Just as a good, caring parent

cares for their entire family,

so does God care for us.

(— Psalm 103:13, RDSV)

“Teach your children well.” — an old Crosby, Stills, Nash, and Young song


He Was Empowered

He needed help.

He had been up front of the church, wearing a white robe and stooped over with both age and miles. He needed help getting up and down from his seat. When it was time for him to make his way to the pulpit, things got precarious, even as he leaned on the host pastor’s arm.

But THEN he was in place at the pulpit, and it was as if the lights had suddenly come on in the sanctuary. Or maybe the room itself went electric.

[Note: Friend, colleague, and unappointed mentor, The Rev. Dr. R. Paul Sims, died Sunday, June 3rd. His service was Monday, June 11, and it was a powerful combination of liturgical correctness and, well, we had church. Several elements of from that time bear repeating here. For example:]

Suddenly Rev.

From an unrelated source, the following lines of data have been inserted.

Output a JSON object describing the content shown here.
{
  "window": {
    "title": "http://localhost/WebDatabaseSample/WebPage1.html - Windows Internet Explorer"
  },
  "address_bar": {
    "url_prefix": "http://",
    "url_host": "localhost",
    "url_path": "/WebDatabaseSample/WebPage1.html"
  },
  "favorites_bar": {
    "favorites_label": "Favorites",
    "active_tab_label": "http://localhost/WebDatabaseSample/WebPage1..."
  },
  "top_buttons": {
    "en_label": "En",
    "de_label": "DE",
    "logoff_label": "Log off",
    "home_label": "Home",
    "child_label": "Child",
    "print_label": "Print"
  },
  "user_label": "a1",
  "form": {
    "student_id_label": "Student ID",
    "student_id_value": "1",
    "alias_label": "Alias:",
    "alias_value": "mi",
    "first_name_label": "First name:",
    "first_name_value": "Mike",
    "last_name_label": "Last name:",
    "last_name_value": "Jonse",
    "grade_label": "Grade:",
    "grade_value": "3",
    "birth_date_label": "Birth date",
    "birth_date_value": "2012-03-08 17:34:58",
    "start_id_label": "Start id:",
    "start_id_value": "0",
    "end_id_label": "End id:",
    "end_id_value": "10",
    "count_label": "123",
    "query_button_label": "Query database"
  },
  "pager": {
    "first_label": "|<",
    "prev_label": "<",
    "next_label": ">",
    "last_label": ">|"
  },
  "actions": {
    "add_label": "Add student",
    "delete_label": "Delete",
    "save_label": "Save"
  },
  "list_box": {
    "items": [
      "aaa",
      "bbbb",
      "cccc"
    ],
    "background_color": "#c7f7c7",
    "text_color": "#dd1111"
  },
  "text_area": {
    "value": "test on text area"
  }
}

John R. Curtis, Jr. no longer seemed enfeebled!

In a voice both authoritative and compassionate, he prefaced his reading of Jeremiah 29:11-13 by saying, “Listen carefully now to these words.”

We did.

Then before reading Psalm 37:4,5 he invited us to “Hear these precious words from the Book of Psalms.”

And we did. I noticed my eyes developing leaks as he read, “Take delight in the Lord, and God will give you the desires of your heart. Commit your way to the Lord; trust in God.”

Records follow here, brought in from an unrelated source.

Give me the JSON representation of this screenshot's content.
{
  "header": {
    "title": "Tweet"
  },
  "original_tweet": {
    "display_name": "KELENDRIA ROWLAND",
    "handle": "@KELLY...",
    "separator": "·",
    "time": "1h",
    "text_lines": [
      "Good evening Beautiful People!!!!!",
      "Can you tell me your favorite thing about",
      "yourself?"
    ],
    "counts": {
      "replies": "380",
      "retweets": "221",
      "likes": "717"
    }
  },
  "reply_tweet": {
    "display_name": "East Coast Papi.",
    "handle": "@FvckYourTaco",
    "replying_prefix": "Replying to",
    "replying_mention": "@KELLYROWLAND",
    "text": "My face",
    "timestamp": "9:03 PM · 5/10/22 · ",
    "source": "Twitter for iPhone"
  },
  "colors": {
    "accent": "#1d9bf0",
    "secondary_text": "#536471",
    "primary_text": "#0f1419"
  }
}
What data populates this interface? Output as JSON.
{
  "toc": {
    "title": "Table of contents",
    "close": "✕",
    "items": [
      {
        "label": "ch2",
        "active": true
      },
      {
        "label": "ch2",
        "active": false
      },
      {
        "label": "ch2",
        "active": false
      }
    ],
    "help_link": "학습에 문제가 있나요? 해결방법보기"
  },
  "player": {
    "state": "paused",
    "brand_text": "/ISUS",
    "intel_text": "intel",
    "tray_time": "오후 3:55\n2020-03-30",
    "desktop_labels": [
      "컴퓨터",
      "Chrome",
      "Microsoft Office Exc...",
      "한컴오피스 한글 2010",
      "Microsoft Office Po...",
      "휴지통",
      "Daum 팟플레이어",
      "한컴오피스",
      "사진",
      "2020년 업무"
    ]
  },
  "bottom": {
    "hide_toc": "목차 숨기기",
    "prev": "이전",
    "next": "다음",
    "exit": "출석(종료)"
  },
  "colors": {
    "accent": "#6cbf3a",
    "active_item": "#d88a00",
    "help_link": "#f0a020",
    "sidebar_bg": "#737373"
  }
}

Then he looked at us a third time and said, “For your hearing, and your doing: the Word of God.”

I was ready to jump up and yell Amen.

For real.



New to Me: “The Lights of Home”

Friend, colleague, and unappointed mentor, The Rev. Dr. R. Paul Sims, died Sunday, June 3rd.

His service was Monday, June 11. It was a powerful combination of liturgical correctness and, well, we had church.

Rev. Carroll W. Lewis concluded his homiy with the lyrics to a hymn that was new to me. It was written by Fanny Crosby in 1899, but see if it doesn’t speak to you today like it does to me —

O the friends that now are waiting,
In the cloudless realms of day,
Who are calling me to follow
Where their steps have led the way;
They have laid aside their armor,
And their earthly course is run;
They have kept the faith with patience
And their crown of life is won.

Chorus: They are calling, gently calling,
Sweetly calling me to come,
And I’m looking through the shadows
For the blessèd lights of home.

They have laid aside their armor
For the robe of spotless white;
And with Jesus they are walking
Where the river sparkles bright.
We have labored here together,
We have labored side by side,
Just a little while before me
They have crossed the rolling tide.


On those dear familiar faces
There will be no trace of care;
Every sigh was hushed forever
At the palace gate so fair.
I shall see them, I shall know them,
I shall hear their song of love,
And we’ll all sing hallelujah
In our Father’s house above.


Dresden Then, Us Now

Bishop William Boyd Grove is a friend in real life. (Have me tell you sometime about a week of breakfasts with him before I had a clue who he was…hoooboy…..)

Yesterday he wrote this, and it’s with his expressed gracious permission that I share it with you here and now —

IN MY PRAYERS THIS MORNING, I reflected on the crying children and desperate grieving parents, being separated from each other by our government as Americans, without noticing, go about their day.

I remembered the early days of the Third Reich as Hitler’s agents rounded up Jews and dissenters and shipped them off to Dachau and Buchenwald, while German people went about their daily lives without noticing.

In 1986 a German Methodist stood with us in the street in Dresden, and suddenly broke into tears as he remembered. He said to us through his tears, “We are so ashamed!”

Who will weep thirty years from now as this brutality by our government is remembered?

Lord have mercy! Christ have mercy! Lord have mercy!

Start Here

This came in some package from someplace (yeah, we get a lot of ’em, probably the same as you).

It’s a strip of paper that’s like 3 inches wide and about 3 feet long.

Other than the words Start Here and the two arrows, it was completely blank.

I’ve been given these kinds of directions several times in real life. They seemed clear but were in fact not at all helpful.

By contrast, Psalm 119:91

How can a young person choose the right path?
By following your word.

— and —

I have stored up your word in my heart,
that I might not sin against you.

Who in your life helps you do that?

Start there.



What an Offer!

Life abundantly.

Life in all its fullness.

More and better life than you can imagine.

That’s what our Lord offers and promises us in three English translations of John 10:10b.

Sounds way beyond pretty good to me, how about you?

So what are you doing today to live into that kind of life in Christ?

Know Anybody Who Needs One?

In case we missed it at Christmas, or have forgotten since then: Unto you is born this day in the city of David a Savior, who is Christ the Lord. (Luke 2:11)

Know anybody that needs a Savior?

So do I.

In fact, I saw one in my mirror while brushing my teeth this morning.

In even more pointed fact, All have sinned and fall short of the glory of God. (Romans 3:23) That seems to say that we did sin, and we continue to miss the target of holiness.

But wait, there’s more!

The very next verse says, All are justified freely by God’s grace through the redemption that came by Christ Jesus. (Romans 3:24)

Again: know anybody that needs a Savior?

Hear the good news of the Gospel: Unto you is born this day in the city of David a Savior, who is Christ the Lord.